Le choix d’une stratégie de rigueur plutôt que de relance imposée par la zone euro à la grèce est d’autant plus inquiétante qu’elle intervient comme la première étape d’une réaction de la droite européenne. La lettre commune d’A. Merkel et de N. Sarkozy ainsi que l’annonce par François Fillon d’un gel des dépenses publics ne laissent aucun doute : la droite européenne fait le choix de se plier par avance aux exigences des fonds spéculatifs, au détriment des peules et la croissance européenne.

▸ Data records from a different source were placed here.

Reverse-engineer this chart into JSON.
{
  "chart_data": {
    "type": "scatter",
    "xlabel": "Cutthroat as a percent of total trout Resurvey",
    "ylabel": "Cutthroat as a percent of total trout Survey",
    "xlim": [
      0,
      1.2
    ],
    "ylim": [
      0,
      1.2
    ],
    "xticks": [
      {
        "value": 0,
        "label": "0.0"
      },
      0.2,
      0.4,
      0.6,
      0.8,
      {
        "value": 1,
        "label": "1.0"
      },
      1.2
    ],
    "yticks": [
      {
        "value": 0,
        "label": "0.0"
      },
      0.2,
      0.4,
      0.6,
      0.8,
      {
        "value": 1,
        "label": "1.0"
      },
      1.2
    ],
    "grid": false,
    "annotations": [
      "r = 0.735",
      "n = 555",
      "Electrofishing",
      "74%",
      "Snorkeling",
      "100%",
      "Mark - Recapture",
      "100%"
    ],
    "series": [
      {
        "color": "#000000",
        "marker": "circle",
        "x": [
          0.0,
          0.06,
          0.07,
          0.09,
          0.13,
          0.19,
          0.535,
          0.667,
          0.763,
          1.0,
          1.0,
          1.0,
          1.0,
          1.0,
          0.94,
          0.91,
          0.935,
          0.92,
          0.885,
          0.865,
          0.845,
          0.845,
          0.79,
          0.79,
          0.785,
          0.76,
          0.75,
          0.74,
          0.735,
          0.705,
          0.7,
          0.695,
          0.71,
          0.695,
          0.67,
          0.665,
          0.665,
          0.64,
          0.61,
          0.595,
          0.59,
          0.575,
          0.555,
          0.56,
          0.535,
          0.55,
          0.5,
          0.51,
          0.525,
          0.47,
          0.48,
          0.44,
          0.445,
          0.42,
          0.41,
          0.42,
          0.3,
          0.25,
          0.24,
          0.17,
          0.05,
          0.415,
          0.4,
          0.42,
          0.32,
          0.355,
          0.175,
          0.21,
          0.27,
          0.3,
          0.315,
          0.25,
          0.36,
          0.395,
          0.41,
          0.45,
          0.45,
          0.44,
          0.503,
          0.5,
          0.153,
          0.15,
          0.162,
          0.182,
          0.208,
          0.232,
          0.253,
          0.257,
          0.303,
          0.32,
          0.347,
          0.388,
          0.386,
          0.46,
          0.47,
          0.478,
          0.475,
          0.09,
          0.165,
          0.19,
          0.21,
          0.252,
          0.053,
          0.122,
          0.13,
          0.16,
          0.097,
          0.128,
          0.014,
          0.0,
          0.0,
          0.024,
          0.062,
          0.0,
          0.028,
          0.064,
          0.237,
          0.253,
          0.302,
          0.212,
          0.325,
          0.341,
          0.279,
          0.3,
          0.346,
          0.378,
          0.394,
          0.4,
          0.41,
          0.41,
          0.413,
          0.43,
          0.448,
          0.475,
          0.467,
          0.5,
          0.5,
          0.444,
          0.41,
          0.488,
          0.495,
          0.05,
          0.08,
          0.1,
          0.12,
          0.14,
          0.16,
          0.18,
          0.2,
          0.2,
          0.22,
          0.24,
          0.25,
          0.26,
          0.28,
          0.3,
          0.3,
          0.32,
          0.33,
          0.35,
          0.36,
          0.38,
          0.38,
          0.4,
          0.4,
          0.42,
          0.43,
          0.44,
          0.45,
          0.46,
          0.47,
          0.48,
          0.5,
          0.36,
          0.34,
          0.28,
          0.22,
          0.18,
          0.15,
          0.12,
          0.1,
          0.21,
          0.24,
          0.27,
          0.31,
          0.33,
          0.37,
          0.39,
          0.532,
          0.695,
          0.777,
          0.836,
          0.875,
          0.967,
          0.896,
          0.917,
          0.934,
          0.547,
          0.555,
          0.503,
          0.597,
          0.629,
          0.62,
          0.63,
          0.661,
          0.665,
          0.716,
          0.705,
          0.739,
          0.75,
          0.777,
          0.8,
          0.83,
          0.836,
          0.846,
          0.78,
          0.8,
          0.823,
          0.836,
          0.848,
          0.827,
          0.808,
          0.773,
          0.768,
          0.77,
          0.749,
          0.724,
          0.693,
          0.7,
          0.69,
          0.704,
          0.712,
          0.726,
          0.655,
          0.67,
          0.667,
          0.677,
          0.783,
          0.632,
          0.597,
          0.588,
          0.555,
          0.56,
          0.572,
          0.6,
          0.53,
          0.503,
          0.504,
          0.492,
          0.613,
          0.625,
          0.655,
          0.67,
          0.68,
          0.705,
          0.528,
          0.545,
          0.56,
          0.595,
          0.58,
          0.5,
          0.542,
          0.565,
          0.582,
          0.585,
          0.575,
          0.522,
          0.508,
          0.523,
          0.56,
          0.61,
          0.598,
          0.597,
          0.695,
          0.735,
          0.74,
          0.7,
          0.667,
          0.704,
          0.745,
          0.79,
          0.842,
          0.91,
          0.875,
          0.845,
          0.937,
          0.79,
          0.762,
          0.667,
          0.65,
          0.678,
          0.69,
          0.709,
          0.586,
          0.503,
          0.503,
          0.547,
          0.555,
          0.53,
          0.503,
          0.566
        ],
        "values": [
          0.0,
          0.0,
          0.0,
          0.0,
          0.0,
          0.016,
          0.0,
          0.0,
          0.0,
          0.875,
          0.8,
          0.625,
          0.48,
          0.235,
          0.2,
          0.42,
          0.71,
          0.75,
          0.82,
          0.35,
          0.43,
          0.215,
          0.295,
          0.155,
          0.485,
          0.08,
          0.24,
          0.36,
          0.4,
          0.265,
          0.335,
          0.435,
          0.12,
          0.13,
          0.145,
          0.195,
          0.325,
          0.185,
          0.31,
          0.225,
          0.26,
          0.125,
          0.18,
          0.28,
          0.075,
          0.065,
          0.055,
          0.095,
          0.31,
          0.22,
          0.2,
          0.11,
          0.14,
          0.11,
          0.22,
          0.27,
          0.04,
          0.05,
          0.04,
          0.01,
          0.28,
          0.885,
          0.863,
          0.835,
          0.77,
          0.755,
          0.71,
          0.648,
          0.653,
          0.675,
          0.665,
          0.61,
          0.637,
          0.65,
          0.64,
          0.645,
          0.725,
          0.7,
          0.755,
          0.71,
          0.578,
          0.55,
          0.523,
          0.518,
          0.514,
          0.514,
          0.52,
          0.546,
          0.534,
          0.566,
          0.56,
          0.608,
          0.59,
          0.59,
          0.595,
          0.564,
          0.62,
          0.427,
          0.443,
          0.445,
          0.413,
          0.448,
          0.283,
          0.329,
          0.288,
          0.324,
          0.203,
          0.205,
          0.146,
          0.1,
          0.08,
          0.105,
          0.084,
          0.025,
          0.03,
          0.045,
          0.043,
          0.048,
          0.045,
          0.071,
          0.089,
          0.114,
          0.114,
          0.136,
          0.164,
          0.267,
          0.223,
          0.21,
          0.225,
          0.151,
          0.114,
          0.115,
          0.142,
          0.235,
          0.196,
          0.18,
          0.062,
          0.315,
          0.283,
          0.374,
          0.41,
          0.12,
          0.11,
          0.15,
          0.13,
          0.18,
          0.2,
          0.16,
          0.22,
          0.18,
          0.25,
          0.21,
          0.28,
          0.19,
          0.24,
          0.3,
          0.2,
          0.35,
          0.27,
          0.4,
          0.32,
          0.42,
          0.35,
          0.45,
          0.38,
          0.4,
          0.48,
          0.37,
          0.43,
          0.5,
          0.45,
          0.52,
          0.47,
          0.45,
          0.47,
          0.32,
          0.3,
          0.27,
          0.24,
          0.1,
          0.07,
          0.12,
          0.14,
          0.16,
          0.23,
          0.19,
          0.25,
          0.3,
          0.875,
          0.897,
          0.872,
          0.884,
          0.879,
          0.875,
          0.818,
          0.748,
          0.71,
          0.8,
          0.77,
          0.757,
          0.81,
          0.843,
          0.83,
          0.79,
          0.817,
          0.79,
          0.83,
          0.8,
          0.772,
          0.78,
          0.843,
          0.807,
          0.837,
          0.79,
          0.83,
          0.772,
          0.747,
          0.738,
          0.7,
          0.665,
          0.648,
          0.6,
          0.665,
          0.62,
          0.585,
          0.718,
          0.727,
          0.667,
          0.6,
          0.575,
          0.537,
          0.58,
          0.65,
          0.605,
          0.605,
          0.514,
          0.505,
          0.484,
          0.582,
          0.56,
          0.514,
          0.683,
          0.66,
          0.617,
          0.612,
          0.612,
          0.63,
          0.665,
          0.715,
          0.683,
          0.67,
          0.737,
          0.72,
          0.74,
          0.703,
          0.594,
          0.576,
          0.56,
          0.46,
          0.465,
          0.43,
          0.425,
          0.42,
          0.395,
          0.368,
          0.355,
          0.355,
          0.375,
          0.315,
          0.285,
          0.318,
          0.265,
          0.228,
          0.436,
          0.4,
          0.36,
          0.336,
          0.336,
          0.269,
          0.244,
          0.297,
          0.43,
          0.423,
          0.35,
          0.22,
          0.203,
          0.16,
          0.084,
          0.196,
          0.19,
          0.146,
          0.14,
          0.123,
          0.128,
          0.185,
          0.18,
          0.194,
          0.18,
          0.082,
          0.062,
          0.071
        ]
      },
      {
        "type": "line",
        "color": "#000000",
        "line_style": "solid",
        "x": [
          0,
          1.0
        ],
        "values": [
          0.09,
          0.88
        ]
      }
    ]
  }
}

Le Mouvement des Jeunes Socialistes tient en outre à faire remarquer que l’Europe ne mérite pas d’être constamment cataloguée comme le mauvais élève en matière de finances publiques : le Japon ou encore les Etats-Unis ont par exemple un déficit bien plus important que la moyenne de la zone Euro. Tout le problème réside donc dans le manque patent de coordination économique au sein de l’Union Européenne. Ainsi, parce que nous sommes des européens exigeants et convaincus, porteurs d’une Europe fédérale et réellement démocratique, l’idée de voir renvoyer un pays européen au FMI nous paraît être, plus encore qu’une vraie humiliation, un contresens total.

Pour toutes ces raisons, les jeunes socialistes appellent la famille socialiste à ne pas perdre de vue l’idéal européen. La crise grecque est un exemple de plus de la nécessité du combat pour une Europe politique, qui dépasse de beaucoup les postures de façade, souvent liées aux seuls contextes nationaux.